ESA-SRB-AOTA 2019

The effect of commonly used antipsychotics and benzodiazepines on placental viability and function.  (#139)

Roxanne Hastie 1 2 3 , Fiona C Brownfoot 1 2 3 , Laura Tuohey 1 2 , Josepine Power 4 , Stephen Tong 1 2
  1. Translational Obstetrics Group, Melbourne
  2. Mercy Perinatal , Melbourne
  3. University of Melbourne, Heidelberg, VICTORIA, Australia
  4. Mercy Hospital for Women, Heidelberg , Vic

Introduction:

Maternal mental health is an area of great unmet need. Currently, there is scarcity of data relating to the safety of commonly used medications to treat mental health disorders during pregnancy. Additionally, the effect of these drugs on human placental function has not been previously explored. Thus, we aim to determine the effect of a panel of antipsychotics and benzodiazepines, which are prescribed during pregnancy, on human placental viability and function. 

Methods and Results:

Primary cytotrophoblast cells were isolated from term placental tissue and treated with increasing doses of a panel of antipsychotics or benzodiazepines that are prescribed during pregnancy.

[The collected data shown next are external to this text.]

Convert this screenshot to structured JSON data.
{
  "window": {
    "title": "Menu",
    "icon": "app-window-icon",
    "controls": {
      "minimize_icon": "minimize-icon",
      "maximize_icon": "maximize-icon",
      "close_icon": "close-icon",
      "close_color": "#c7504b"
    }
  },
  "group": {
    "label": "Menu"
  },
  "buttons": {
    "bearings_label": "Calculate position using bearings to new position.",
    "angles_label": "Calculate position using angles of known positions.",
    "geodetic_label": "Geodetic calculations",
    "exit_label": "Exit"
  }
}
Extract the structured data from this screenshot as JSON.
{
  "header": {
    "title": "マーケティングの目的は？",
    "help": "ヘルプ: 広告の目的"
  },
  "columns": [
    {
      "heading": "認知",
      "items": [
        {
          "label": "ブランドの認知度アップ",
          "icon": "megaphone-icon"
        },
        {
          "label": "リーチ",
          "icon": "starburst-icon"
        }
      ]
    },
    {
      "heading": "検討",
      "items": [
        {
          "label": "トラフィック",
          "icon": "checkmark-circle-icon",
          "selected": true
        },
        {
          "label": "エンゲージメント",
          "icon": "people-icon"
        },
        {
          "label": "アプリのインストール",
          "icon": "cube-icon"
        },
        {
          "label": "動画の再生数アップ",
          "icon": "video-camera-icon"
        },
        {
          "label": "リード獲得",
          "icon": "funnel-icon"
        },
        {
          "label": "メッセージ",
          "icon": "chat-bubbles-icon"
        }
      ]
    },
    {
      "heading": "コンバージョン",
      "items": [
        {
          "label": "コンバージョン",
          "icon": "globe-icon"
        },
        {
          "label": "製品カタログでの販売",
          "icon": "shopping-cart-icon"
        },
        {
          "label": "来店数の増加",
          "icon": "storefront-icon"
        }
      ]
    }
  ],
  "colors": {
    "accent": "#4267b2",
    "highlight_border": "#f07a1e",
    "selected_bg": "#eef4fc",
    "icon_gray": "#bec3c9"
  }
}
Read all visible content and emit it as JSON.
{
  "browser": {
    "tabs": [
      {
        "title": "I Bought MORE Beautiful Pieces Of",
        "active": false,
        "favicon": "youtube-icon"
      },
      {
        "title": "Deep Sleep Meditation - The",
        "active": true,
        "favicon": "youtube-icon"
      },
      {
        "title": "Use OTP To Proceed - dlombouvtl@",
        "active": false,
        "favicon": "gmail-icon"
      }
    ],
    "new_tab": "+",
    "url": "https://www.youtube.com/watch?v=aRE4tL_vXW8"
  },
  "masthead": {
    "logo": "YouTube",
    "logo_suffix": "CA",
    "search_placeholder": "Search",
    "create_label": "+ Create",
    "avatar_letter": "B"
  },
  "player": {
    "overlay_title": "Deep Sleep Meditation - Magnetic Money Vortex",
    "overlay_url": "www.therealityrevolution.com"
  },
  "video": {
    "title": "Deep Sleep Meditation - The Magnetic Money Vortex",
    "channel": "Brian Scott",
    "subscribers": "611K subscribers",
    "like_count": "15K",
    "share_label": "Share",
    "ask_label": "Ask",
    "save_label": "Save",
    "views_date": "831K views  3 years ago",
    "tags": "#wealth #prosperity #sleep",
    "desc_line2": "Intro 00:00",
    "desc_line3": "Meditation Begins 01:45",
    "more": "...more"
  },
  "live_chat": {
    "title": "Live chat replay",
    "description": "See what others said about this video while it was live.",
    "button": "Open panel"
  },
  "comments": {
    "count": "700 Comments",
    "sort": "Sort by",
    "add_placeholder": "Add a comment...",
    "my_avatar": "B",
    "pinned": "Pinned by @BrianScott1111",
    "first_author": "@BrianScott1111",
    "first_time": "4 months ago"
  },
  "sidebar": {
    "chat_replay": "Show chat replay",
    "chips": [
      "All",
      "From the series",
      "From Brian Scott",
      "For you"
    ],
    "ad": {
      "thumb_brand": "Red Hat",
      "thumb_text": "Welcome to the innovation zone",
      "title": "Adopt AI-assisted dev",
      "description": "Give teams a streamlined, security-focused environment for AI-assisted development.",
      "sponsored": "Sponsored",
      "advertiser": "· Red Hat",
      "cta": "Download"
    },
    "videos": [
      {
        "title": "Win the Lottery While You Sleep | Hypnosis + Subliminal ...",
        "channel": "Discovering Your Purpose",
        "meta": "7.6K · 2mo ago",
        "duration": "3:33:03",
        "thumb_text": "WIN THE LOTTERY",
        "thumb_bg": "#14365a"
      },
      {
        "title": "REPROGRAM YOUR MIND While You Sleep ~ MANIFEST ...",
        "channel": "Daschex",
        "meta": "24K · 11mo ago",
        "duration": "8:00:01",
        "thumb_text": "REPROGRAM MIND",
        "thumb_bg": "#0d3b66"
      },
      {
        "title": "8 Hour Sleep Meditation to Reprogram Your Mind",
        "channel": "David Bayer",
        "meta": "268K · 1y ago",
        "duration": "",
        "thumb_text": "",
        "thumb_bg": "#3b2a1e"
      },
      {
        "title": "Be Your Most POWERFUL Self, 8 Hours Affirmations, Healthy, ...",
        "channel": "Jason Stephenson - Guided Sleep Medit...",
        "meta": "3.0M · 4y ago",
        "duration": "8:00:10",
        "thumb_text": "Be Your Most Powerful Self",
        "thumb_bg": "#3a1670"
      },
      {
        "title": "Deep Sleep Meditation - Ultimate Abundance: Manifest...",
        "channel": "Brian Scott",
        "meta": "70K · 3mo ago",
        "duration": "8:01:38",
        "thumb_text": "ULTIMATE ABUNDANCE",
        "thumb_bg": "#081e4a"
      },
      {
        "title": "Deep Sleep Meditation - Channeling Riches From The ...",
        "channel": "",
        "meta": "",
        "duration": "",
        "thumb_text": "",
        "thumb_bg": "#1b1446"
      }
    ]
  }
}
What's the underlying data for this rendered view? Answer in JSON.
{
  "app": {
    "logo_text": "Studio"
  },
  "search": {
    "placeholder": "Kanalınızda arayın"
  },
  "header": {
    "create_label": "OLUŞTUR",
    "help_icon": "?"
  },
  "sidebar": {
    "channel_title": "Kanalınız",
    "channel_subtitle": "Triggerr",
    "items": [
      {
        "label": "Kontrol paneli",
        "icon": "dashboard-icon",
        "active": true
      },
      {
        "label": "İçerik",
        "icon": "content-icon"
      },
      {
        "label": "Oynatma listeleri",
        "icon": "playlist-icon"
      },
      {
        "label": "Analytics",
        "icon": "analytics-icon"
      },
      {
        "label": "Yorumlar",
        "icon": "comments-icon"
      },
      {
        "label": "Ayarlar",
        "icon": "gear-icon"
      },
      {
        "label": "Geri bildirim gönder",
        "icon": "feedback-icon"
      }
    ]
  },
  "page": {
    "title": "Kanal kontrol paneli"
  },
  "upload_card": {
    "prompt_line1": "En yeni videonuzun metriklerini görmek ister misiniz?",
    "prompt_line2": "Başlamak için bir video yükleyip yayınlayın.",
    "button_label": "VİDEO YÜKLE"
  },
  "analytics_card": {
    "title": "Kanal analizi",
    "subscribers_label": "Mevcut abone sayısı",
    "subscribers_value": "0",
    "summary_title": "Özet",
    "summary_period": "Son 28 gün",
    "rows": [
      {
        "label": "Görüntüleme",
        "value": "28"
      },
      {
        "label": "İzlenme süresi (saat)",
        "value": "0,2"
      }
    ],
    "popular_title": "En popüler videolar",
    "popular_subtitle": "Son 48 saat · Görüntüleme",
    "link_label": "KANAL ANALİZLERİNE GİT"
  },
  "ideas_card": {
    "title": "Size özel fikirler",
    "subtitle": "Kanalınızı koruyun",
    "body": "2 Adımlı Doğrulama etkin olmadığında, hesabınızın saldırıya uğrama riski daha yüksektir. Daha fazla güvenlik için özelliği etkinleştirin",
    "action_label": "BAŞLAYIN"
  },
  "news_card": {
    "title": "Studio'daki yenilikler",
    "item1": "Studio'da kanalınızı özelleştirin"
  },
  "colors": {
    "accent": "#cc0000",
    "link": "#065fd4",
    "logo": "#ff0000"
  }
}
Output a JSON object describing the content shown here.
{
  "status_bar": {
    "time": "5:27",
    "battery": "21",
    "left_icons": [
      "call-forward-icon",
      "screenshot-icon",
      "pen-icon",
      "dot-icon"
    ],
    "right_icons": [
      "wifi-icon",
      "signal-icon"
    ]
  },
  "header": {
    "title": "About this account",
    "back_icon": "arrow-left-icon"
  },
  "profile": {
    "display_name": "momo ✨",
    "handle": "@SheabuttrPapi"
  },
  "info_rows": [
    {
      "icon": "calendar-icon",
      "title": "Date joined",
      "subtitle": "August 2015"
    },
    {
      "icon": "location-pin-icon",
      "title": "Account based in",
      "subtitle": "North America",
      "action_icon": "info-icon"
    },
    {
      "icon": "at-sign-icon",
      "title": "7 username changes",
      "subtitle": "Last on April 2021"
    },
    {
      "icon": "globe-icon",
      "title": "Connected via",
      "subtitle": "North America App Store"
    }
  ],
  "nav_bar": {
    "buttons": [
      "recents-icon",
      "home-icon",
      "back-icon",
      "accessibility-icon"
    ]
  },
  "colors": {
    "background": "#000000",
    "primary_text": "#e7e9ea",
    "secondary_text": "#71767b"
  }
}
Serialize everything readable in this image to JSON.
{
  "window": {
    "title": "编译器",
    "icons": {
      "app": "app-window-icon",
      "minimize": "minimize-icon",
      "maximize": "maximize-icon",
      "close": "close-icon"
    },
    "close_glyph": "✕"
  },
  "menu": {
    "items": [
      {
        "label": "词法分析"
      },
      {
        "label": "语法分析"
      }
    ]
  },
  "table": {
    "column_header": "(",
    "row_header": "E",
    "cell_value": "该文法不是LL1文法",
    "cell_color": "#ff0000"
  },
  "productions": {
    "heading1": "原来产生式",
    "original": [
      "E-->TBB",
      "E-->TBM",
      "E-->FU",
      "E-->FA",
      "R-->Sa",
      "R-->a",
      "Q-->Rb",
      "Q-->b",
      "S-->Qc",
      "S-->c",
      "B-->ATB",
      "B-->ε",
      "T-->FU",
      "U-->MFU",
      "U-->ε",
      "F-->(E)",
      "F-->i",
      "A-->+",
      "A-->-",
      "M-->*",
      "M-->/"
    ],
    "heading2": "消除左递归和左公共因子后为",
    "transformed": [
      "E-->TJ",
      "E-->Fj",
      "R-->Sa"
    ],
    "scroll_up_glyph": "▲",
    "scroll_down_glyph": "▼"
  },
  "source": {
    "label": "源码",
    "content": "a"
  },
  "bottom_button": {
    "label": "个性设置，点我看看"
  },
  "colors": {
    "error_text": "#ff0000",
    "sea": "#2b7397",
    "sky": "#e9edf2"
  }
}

Following treatment cell viability was assessed via MTS assay. The antipsychotics olanzapine, clozapine, haloperidol and chlorpromazine all significantly induced primary cytotrophoblast death when treated at top doses (5-100uM). The remaining antipsychotics, including paliperidone and lurasidone, had no effect on placental cell viability. Interestingly, of the benzodiazepines temazepam, oxazepam and diazepam, temazepam increased absorbance of the MTS assay, suggesting either increased variability or altered cellular metabolism. No effect of oxazepam or diazepam was seen.  

Conclusion:

Commonly prescribed drugs to treat maternal mental health alter placental cell viability. Given the importance of placental function for a healthy continuing pregnancy, further interrogation of these medications is required, which may help identify which drugs cause harm and those that present as safer alternatives.